Jane Wong’s poems and essays unearth silenced histories, immigrant narratives, and intergenerational trauma. The Seattle-based writer’s recent projects consider the social, historical, and political contexts that “haunt” the work of contemporary Asian American poets. For her first museum solo exhibition, Wong draws inspiration from her upbringing in a Chinese American restaurant in New Jersey as well as her family’s experience of hunger and poverty in rural China to consider the ways we reconcile the gaps in our lives and histories.
Engaging gluttony and hunger across multiple generations, After Preparing the Altar, The Ghosts Feast Feverishly conjures food as childhood comfort while throwing into sharp contrast the personal histories of Wong’s own family members. Wong’s mother was born at the end of the Great Leap Forward (1958–1962), a Maoist campaign that sought agricultural and industrial reform in the Chinese countryside. Also known as the Great Famine, the campaign resulted in an estimated 36 million deaths due to starvation. Wong’s installation is comprised of altars, sculptural poems, and personal effects that provoke deeper understandings of food waste and the realities of low-income immigrant families.

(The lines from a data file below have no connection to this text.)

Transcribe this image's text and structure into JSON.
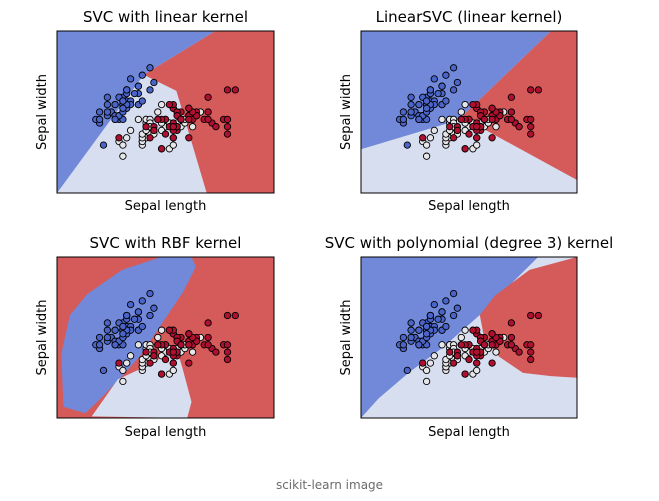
{
  "caption": "scikit-learn image",
  "colors": {
    "blue_region": "#7289da",
    "white_region": "#d7def0",
    "red_region": "#d55a5a",
    "class0_point": "#4a64c8",
    "class1_point": "#e6e6ea",
    "class2_point": "#b01030",
    "edge": "#000000"
  },
  "chart_data": [
    {
      "type": "scatter",
      "title": "SVC with linear kernel",
      "xlabel": "Sepal length",
      "ylabel": "Sepal width",
      "grid": false,
      "ticks": "hidden"
    },
    {
      "type": "scatter",
      "title": "LinearSVC (linear kernel)",
      "xlabel": "Sepal length",
      "ylabel": "Sepal width",
      "grid": false,
      "ticks": "hidden"
    },
    {
      "type": "scatter",
      "title": "SVC with RBF kernel",
      "xlabel": "Sepal length",
      "ylabel": "Sepal width",
      "grid": false,
      "ticks": "hidden"
    },
    {
      "type": "scatter",
      "title": "SVC with polynomial (degree 3) kernel",
      "xlabel": "Sepal length",
      "ylabel": "Sepal width",
      "grid": false,
      "ticks": "hidden"
    }
  ],
  "points": {
    "class0": [
      [
        5.1,
        3.5
      ],
      [
        4.9,
        3.0
      ],
      [
        4.7,
        3.2
      ],
      [
        4.6,
        3.1
      ],
      [
        5.0,
        3.6
      ],
      [
        5.4,
        3.9
      ],
      [
        4.6,
        3.4
      ],
      [
        5.0,
        3.4
      ],
      [
        4.4,
        2.9
      ],
      [
        4.9,
        3.1
      ],
      [
        5.4,
        3.7
      ],
      [
        4.8,
        3.4
      ],
      [
        4.8,
        3.0
      ],
      [
        4.3,
        3.0
      ],
      [
        5.8,
        4.0
      ],
      [
        5.7,
        4.4
      ],
      [
        5.4,
        3.9
      ],
      [
        5.1,
        3.5
      ],
      [
        5.7,
        3.8
      ],
      [
        5.1,
        3.8
      ],
      [
        5.4,
        3.4
      ],
      [
        5.1,
        3.7
      ],
      [
        4.6,
        3.6
      ],
      [
        5.1,
        3.3
      ],
      [
        4.8,
        3.4
      ],
      [
        5.0,
        3.0
      ],
      [
        5.0,
        3.4
      ],
      [
        5.2,
        3.5
      ],
      [
        5.2,
        3.4
      ],
      [
        4.7,
        3.2
      ],
      [
        4.8,
        3.1
      ],
      [
        5.4,
        3.4
      ],
      [
        5.2,
        4.1
      ],
      [
        5.5,
        4.2
      ],
      [
        4.9,
        3.1
      ],
      [
        5.0,
        3.2
      ],
      [
        5.5,
        3.5
      ],
      [
        4.9,
        3.6
      ],
      [
        4.4,
        3.0
      ],
      [
        5.1,
        3.4
      ],
      [
        5.0,
        3.5
      ],
      [
        4.5,
        2.3
      ],
      [
        4.4,
        3.2
      ],
      [
        5.0,
        3.5
      ],
      [
        5.1,
        3.8
      ],
      [
        4.8,
        3.0
      ],
      [
        5.1,
        3.8
      ],
      [
        4.6,
        3.2
      ],
      [
        5.3,
        3.7
      ],
      [
        5.0,
        3.3
      ]
    ],
    "class1": [
      [
        7.0,
        3.2
      ],
      [
        6.4,
        3.2
      ],
      [
        6.9,
        3.1
      ],
      [
        5.5,
        2.3
      ],
      [
        6.5,
        2.8
      ],
      [
        5.7,
        2.8
      ],
      [
        6.3,
        3.3
      ],
      [
        4.9,
        2.4
      ],
      [
        6.6,
        2.9
      ],
      [
        5.2,
        2.7
      ],
      [
        5.0,
        2.0
      ],
      [
        5.9,
        3.0
      ],
      [
        6.0,
        2.2
      ],
      [
        6.1,
        2.9
      ],
      [
        5.6,
        2.9
      ],
      [
        6.7,
        3.1
      ],
      [
        5.6,
        3.0
      ],
      [
        5.8,
        2.7
      ],
      [
        6.2,
        2.2
      ],
      [
        5.6,
        2.5
      ],
      [
        5.9,
        3.2
      ],
      [
        6.1,
        2.8
      ],
      [
        6.3,
        2.5
      ],
      [
        6.1,
        2.8
      ],
      [
        6.4,
        2.9
      ],
      [
        6.6,
        3.0
      ],
      [
        6.8,
        2.8
      ],
      [
        6.7,
        3.0
      ],
      [
        6.0,
        2.9
      ],
      [
        5.7,
        2.6
      ],
      [
        5.5,
        2.4
      ],
      [
        5.5,
        2.4
      ],
      [
        5.8,
        2.7
      ],
      [
        6.0,
        2.7
      ],
      [
        5.4,
        3.0
      ],
      [
        6.0,
        3.4
      ],
      [
        6.7,
        3.1
      ],
      [
        6.3,
        2.3
      ],
      [
        5.6,
        3.0
      ],
      [
        5.5,
        2.5
      ],
      [
        5.5,
        2.6
      ],
      [
        6.1,
        3.0
      ],
      [
        5.8,
        2.6
      ],
      [
        5.0,
        2.3
      ],
      [
        5.6,
        2.7
      ],
      [
        5.7,
        3.0
      ],
      [
        5.7,
        2.9
      ],
      [
        6.2,
        2.9
      ],
      [
        5.1,
        2.5
      ],
      [
        5.7,
        2.8
      ]
    ],
    "class2": [
      [
        6.3,
        3.3
      ],
      [
        5.8,
        2.7
      ],
      [
        7.1,
        3.0
      ],
      [
        6.3,
        2.9
      ],
      [
        6.5,
        3.0
      ],
      [
        7.6,
        3.0
      ],
      [
        4.9,
        2.5
      ],
      [
        7.3,
        2.9
      ],
      [
        6.7,
        2.5
      ],
      [
        7.2,
        3.6
      ],
      [
        6.5,
        3.2
      ],
      [
        6.4,
        2.7
      ],
      [
        6.8,
        3.0
      ],
      [
        5.7,
        2.5
      ],
      [
        5.8,
        2.8
      ],
      [
        6.4,
        3.2
      ],
      [
        6.5,
        3.0
      ],
      [
        7.7,
        3.8
      ],
      [
        7.7,
        2.6
      ],
      [
        6.0,
        2.2
      ],
      [
        6.9,
        3.2
      ],
      [
        5.6,
        2.8
      ],
      [
        7.7,
        2.8
      ],
      [
        6.3,
        2.7
      ],
      [
        6.7,
        3.3
      ],
      [
        7.2,
        3.2
      ],
      [
        6.2,
        2.8
      ],
      [
        6.1,
        3.0
      ],
      [
        6.4,
        2.8
      ],
      [
        7.2,
        3.0
      ],
      [
        7.4,
        2.8
      ],
      [
        7.9,
        3.8
      ],
      [
        6.4,
        2.8
      ],
      [
        6.3,
        2.8
      ],
      [
        6.1,
        2.6
      ],
      [
        7.7,
        3.0
      ],
      [
        6.3,
        3.4
      ],
      [
        6.4,
        3.1
      ],
      [
        6.0,
        3.0
      ],
      [
        6.9,
        3.1
      ],
      [
        6.7,
        3.1
      ],
      [
        6.9,
        3.1
      ],
      [
        5.8,
        2.7
      ],
      [
        6.8,
        3.2
      ],
      [
        6.7,
        3.3
      ],
      [
        6.7,
        3.0
      ],
      [
        6.3,
        2.5
      ],
      [
        6.5,
        3.0
      ],
      [
        6.2,
        3.4
      ],
      [
        5.9,
        3.0
      ]
    ]
  }
}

Seeking to honor her family, ancestors, loved ones, and all that sustains life in an otherwise fraught world through writing, Wong implores us to become more attuned to our shared histories. As the final lines of the exhibition’s title poem ask, “Tell us, little girl, are you/ hungry, awake, astonished enough?”
Jane Wong (American, b.1984, Long Branch, New Jersey) is a poet, essayist, and professor who grew up in a Chinese American take-out restaurant. Her poems can be found in Best American Poetry 2015, American Poetry Review, and jubilat, among others. A Kundiman fellow, she is the recipient of a Pushcart Prize and fellowships from the U.S. Fulbright Program, the Fine Arts Work Center, Hedgebrook, 4Culture, and Bread Loaf Writers’ Conference. The author of Overpour (Action Books, 2016), Jane is an assistant professor at Western Washington University. Invested in public scholarship, her project on the poetics of haunting in Asian American poetry has appeared as a TEDx talk and a multimedia website.
Jane Wong received the 2017 James W. Ray Distinguished Artist Award, which is funded by the Raynier Institute & Foundation through the Frye Art Museum | Artist Trust Consortium. The award supports and advances the creative work of outstanding artists living and working in Washington State and culminates in a presentation at the Frye Art Museum.